Lehigh House Fire: A Volunteer’s Perspective
On Wednesday, August 10, the Lee County Chapter of the American Red Cross responded to a house fire in east Lehigh. The fire consumed the home displacing a family of 4 and 1 renter.
Every month, members of our Chapter’s Disaster Action Team (DAT team for short) respond to a variety of brush fires, house fires, and other disasters that displace members of our community. These local volunteers are able to provide displaced families with temporary housing and other forms of assistance to meet their immediate needs following a disaster. On Wednesday afternoon, I had the opportunity to provide that comfort to a family in east Lehigh after their home and all of their belongings were consumed in a house fire.

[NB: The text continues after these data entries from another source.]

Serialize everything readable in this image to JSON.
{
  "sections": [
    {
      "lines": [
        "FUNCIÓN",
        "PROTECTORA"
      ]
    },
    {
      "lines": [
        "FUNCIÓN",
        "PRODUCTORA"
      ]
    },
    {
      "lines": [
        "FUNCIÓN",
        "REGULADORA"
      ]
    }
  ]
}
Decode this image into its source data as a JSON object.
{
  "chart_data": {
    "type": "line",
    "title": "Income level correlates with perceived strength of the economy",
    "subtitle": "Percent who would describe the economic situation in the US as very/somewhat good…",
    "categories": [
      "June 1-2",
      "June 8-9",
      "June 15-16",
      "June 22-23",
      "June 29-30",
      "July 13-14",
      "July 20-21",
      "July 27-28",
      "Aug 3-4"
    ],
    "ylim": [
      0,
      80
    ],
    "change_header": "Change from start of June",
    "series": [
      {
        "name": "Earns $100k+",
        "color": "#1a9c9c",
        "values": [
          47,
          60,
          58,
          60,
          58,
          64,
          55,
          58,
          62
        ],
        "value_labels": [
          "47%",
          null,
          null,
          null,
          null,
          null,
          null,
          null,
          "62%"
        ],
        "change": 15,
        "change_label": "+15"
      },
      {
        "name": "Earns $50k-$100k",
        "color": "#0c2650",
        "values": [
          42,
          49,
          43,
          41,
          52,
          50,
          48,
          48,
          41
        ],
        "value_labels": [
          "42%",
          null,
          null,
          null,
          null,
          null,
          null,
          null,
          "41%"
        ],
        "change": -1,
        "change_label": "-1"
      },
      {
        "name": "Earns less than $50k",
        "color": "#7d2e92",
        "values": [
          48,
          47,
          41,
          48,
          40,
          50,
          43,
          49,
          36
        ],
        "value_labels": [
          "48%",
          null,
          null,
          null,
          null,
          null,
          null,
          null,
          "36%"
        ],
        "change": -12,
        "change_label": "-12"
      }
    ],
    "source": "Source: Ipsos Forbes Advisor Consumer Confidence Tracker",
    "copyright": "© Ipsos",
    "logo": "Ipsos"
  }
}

We often remind our volunteers that “you are never alone” and that there is always another Red Cross volunteer there to help you. We frequently follow this concept on our DAT responses, going out in two person teams. On Wednesday afternoon, I was the only team member available to respond, making it my first solo DAT call. Though I was a bit apprehensive, I was confident in my abilities and left less than 10 minutes after receiving the call from our disaster director.
When I arrived at the home in the eastern Lehigh area, the fire was still burning, and there was an array of fire trucks, police cars, and other emergency vehicles parked within a block of the fire. This wasn’t the first house fire I had seen, but it was easily one of the most destructive, taking the entire home and all of its contents.
I approached the Fire Chief and he led me to a young woman he introduced as the owner of the house. The mother of two, though distraught, was trying to remain calm for the sake of her children. The husband arrived shortly after I did, followed by another young woman who, the couple told me, had been renting a room for the past few months. All had lost everything in the fire that engulfed the house in less than 10 minutes.
Given the circumstances of the family and the resources I had, I was able to provide all members of the household with a hotel and money for food, toiletries, and clothing to help them through the immediate period following the disaster. I was also able to provide the family with referrals to several of our partner agencies, including the Salvation Army, who will be able to help them in their long term recovery.
It’s always a challenge to see such a tragedy in the community, and though it never gets easier to see something like a family losing their home, it’s a relief to know that an organization like the Red Cross is there to help our families, friends, and neighbors in the local community. When I saw the appreciation in the eyes of the family I helped last night, I immediately understood why our volunteers give so much of their time, and why our donors are so generous. It’s so that we can provide services like these to people in need in communities all over the country.
If you have time that you’re able to give back to the local community, I can think of no better organization than your local Red Cross Chapter. Being a volunteer for the American Red Cross is one of the most rewarding things I’ve ever done. Though becoming a member of our DAT team isn’t easy, and can take several months of classes and waiting, it’s all more than worth it when you’re able to say: “I helped someone when they needed me the most.”